Creation, Science, and the Problem of Pain

PRTH 572

Summary
Explore the Creation, Science, and the Problem of Pain
course and what you can expect to learn through the semester.

Accredited

Accredited by HLC & ABHE

Affordable

$440 per credit hour

Course Overview

Creation, Science, and the Problem of Pain analyzes how various approaches to origins, hermeneutics, science, and authority impact our understanding of the problem of evil.

Until the early 1800s the Church universal predominantly viewed the opening chapters of Genesis as conveying actual historical events. This majority view long held that a literal Adam and Eve defied God’s authority in space and time, with both moral and natural evils resulting from this Edenic disobedience. Yet even before Darwin—largely in response to the advent of uniformitarianism—daring new proposals arose, suggesting that pain, disease, and death, etc. were always part of God’s “very good” created order.

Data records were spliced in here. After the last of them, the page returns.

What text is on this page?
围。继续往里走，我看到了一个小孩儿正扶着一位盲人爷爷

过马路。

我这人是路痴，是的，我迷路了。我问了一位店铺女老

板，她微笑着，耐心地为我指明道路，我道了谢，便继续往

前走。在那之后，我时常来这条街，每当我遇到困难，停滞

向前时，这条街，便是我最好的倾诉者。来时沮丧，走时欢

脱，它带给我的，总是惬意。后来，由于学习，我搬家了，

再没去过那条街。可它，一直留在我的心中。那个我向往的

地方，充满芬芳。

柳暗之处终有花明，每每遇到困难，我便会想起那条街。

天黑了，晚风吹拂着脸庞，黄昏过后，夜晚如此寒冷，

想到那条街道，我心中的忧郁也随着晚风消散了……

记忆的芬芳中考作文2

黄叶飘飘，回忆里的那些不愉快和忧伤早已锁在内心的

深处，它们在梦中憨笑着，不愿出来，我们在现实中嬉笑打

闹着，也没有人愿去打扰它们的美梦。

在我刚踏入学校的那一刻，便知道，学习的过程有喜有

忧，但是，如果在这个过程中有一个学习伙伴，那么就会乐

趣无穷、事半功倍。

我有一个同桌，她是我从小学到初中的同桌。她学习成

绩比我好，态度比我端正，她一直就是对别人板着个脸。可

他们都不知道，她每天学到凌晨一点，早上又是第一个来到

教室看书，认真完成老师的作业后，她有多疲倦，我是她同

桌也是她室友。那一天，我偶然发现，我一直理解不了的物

This course places a high premium on comparing and contrasting those novel proposals with theodicies from the patristic period through modern-day evangelicalism. In highlighting and contrasting earlier models of theodicy, critical parallels and applications will be noted in contemporary Christendom.

Textbooks

Professor: Dr. Thane Ury

Assignment Overview

A diverse array of readings will expose class participants to the key thinkers, responses, and counter-responses to the problem of evil in relations to several creational models.

Weekly assignments are designed to direct students through the various course materials, both to digest previous material covered and prepare for upcoming course content.

Lectures and an assortment of auxiliary materials (videos, articles, mp3s) will complement course textbooks.

Students will conduct a major research project (20-25 pages) germane to course content.

Intended Outcomes

Knowledge of

  • How Genesis 1-11 is foundational for a sustainable theodicy.
  • Various models of exegesis, authority, and theodicy used since the Early Church.
  • Contrasting responses to paleo-natural evil by early traditionalists and accommodationists.
  • Key scientific data points (e.g. geologic record, dating methods, paleontology, and even the scientific method) as they impinge on discussions in theodicy.

Ability to

  • Assess various models of exegesis, authority, and theodicy used since the Early Church.
  • Engage in a hermeneutic of retrieval regarding forgotten or ignored literature of the controversy.

Appreciation for

  • The necessity and obligation we have in maintaining a normative grammatical-historical hermeneutic in matters of controversy (origins, abortion, homosexuality, etc).
  • The need for diligence in distinguishing between real science and mere assertion; between settled science and scientism; between the empirically undeniable and methodological naturalism.